4.7 Article

Antibiotic use in elderly patients in ambulatory care: A comparison between Hungary and Sweden

期刊

FRONTIERS IN PHARMACOLOGY
卷 13, 期 -, 页码 -

出版社

FRONTIERS MEDIA SA
DOI: 10.3389/fphar.2022.1042418

关键词

drug utilization study; ambulatory care; antibacterials; elderly; cross national comparison; prescrptions/1000 inhabitants/year; public health; antibiotic stewardship

资金

  1. Ministry of Innovation and Technology of Hungary from the National Research, Development and Innovation Fund
  2. ITM NKFIA [TKP2021-EGA-32]
  3. Janos Bolyai Research Scholarship of the Hungarian Academy of Science

向作者/读者索取更多资源

The study compared antibiotic use in the elderly in ambulatory care sector between Hungary and Sweden, finding that Hungary had higher antibiotic exposure in the elderly population compared to Sweden. There were significant differences in antibiotics used in the elderly between the two countries, with Hungary more frequently prescribing penicillin, beta-lactamase combinations, and quinolones, while Sweden primarily prescribed narrow spectrum penicillins.
Background: The elderly use antibiotics frequently due to their increasing infection susceptibility. Given the high and increasing proportion of elderly in the population, their antibiotic use is substantial. Objective: This study aimed to compare antibiotic use in the elderly in the ambulatory care sector between Hungary and Sweden. Methods: This retrospective, descriptive, cross-national, comparative study included antibacterial use data from the Hungarian National Health Insurance Fund and the Swedish eHealth Agency. Antibiotic use (anatomical therapeutical chemical: J01) was expressed as the number of prescriptions/1000 inhabitants/year or month and was further stratified by age and sex. Results: Antibiotic exposure was higher in the Hungarian elderly population (649.8 prescriptions/1000 inhabitants/year) compared to its Swedish counterparts (545.0 prescriptions/1000 inhabitants/year). Hungary had a similar scale of antibacterial exposure across all elderly age subgroups, with different trends in males and females, while Sweden had a stepwise increase in antibiotic exposure by age in both sexes. The seasonal fluctuation was high in Hungary and reached a peak of 80.7 prescriptions/1000 inhabitants/month in January 2017, while even antibiotic use was detected throughout the year in Sweden. The pattern of antibiotic use in the elderly considerably differed between the two countries. Penicillin and beta-lactamase combinations, such as co-amoxiclav, were more frequently used in Hungary than in Sweden (19.08% vs 1.83% of corresponding total ambulatory antibiotic use).
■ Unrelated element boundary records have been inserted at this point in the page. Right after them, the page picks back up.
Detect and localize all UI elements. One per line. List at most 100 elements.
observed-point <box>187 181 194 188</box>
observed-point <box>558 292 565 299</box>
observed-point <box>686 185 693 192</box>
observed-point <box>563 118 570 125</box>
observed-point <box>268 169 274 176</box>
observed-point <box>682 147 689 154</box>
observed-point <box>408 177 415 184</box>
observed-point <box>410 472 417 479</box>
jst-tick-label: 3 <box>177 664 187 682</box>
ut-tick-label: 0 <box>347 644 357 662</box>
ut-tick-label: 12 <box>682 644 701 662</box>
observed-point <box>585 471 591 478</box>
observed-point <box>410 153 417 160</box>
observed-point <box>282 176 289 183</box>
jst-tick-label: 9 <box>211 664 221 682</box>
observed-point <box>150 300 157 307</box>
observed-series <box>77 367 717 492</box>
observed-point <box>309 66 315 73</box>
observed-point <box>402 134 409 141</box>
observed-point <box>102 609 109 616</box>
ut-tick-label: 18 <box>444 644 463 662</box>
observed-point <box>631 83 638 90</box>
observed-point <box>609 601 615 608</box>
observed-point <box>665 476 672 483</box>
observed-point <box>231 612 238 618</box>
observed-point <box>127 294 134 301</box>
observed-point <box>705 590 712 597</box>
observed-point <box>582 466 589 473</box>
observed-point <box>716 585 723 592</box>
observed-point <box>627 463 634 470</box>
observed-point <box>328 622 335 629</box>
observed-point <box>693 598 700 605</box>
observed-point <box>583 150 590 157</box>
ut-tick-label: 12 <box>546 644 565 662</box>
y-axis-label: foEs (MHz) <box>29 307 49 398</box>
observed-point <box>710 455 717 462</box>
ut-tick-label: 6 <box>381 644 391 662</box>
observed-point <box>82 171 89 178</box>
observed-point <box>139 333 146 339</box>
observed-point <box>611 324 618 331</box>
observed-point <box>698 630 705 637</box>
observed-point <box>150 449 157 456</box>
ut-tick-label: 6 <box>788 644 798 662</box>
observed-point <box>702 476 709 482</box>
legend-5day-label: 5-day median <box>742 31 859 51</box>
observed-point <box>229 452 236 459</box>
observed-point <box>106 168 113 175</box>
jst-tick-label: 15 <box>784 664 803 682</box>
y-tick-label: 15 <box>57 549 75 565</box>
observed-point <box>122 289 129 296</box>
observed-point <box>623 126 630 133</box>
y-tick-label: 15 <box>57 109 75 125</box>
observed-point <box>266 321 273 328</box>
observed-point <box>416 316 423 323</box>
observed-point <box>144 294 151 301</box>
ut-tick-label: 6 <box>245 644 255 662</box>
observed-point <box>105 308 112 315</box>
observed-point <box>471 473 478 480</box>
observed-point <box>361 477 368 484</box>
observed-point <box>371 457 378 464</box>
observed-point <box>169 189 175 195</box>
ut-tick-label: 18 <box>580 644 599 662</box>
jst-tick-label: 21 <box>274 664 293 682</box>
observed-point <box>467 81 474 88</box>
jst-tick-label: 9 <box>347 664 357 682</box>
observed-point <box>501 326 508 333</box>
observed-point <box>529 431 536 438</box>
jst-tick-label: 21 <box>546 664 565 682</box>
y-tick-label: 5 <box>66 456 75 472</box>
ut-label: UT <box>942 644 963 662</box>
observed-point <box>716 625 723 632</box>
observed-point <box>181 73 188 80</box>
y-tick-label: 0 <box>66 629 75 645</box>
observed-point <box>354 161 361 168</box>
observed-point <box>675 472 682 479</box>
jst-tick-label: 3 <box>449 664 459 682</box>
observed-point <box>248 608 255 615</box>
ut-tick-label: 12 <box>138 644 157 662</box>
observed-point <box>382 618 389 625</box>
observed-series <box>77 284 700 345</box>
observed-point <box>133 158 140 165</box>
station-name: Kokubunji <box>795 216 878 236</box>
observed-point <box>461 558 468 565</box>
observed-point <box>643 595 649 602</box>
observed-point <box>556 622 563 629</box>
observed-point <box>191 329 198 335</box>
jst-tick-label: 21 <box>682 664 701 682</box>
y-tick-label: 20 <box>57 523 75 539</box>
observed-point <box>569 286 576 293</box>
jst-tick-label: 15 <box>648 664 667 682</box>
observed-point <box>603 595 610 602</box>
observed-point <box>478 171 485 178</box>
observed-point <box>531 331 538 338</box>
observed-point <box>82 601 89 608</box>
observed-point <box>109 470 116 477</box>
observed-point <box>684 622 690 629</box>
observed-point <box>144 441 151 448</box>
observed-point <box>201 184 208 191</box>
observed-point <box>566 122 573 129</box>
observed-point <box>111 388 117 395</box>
Likewise, quinolones were more commonly used in Hungary than in Sweden (34.53% vs. 9.98). The elderly in Sweden were mostly prescribed narrow spectra penicillins (26.71% vs. 0.29% in Hungary). Conclusion: This cross-national comparison revealed important differences in all aspects of antibiotic use in the elderly between the two countries. The identical scale and pattern of antibiotic use cannot be anticipated due to the poorer health status of the Hungarian elderly population. However, the substantial differences indicate some room for improvement in the antibiotic prescription for the Hungarian elderly.